7. Compton scattering (“The Bad Guy”
Definition
 The incident x-ray of higher energy interacts with an
outer shell electron and ejects it from the atom,
thereby ionizing the atom
 The ionizing electron is called a Compton electron
 The x-ray continues in a different direction with less
energy
 The energy of incident photon is distributed in two ways,
part of it goes to the recoil electron as kinetic energy, and
the rest is retained by deflected electron
 The reaction produces
• A Deflected Photon /Scattered Photon.
• A positive atom or Ionized atom.
• A negative electron or a recoil electron

8. Disadvantage
 Almost all the scatter radiation that we encounter in diagnostic radiology comes
from Compton scattering.
 At narrow angles of deflection, scattered photons retain almost all their original
energy and it reaches an x-ray film and producing fog.
 They are difficult to remove from x-ray film
 Can not be removed by filt ers because they are too energetic
 Can not be removed by grids because their angle of deflection is too small
 Compton is the major source of Occupation exposure.
 Probability of a Compton scattering does not depend of the Z of the atom-
because the energy of these outer shell electrons is low.

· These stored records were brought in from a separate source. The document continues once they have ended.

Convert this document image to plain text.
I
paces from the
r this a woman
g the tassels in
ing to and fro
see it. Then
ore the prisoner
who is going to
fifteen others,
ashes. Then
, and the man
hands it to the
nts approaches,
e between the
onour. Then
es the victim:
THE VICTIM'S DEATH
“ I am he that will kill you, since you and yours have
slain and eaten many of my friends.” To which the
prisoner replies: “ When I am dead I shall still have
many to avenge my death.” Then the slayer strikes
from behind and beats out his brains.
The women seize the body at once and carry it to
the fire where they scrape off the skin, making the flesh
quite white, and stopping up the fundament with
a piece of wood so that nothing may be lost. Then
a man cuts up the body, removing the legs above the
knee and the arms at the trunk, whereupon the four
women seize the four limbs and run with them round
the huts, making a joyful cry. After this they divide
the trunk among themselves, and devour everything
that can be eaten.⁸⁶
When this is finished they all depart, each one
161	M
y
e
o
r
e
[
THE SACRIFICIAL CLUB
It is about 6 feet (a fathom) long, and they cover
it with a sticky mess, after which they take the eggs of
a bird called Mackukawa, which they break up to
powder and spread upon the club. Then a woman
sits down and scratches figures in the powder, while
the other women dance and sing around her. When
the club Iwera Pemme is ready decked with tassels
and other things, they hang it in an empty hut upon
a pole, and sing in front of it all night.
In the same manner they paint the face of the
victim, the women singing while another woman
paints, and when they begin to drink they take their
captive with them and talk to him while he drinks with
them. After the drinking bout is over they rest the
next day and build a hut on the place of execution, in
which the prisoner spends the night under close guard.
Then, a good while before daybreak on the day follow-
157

 Probability of Compton scatter is dependent on the density of the material-
more tightly packed atoms, means more electrons to crash into.

9. Pair production
A high energy photon interacts with the nucleus of an atom, the
photon disappears, and its energy is converted into matter in the
form of two particles as electron and positron.
Photodisintegration
In photodisintegration, part of the nucleus of an atom is ejected
by a high energy photon. The ejected portion may be a neutron,
a proton, an alpha particle, or a cluster of particles
Pair production and photodisintegration , do not occur in the
diagnostic energy range.
o Pair production does not occur with photon energies less than
1.02MeV
o Photodisintegration does not occur with energies less than 7MeV.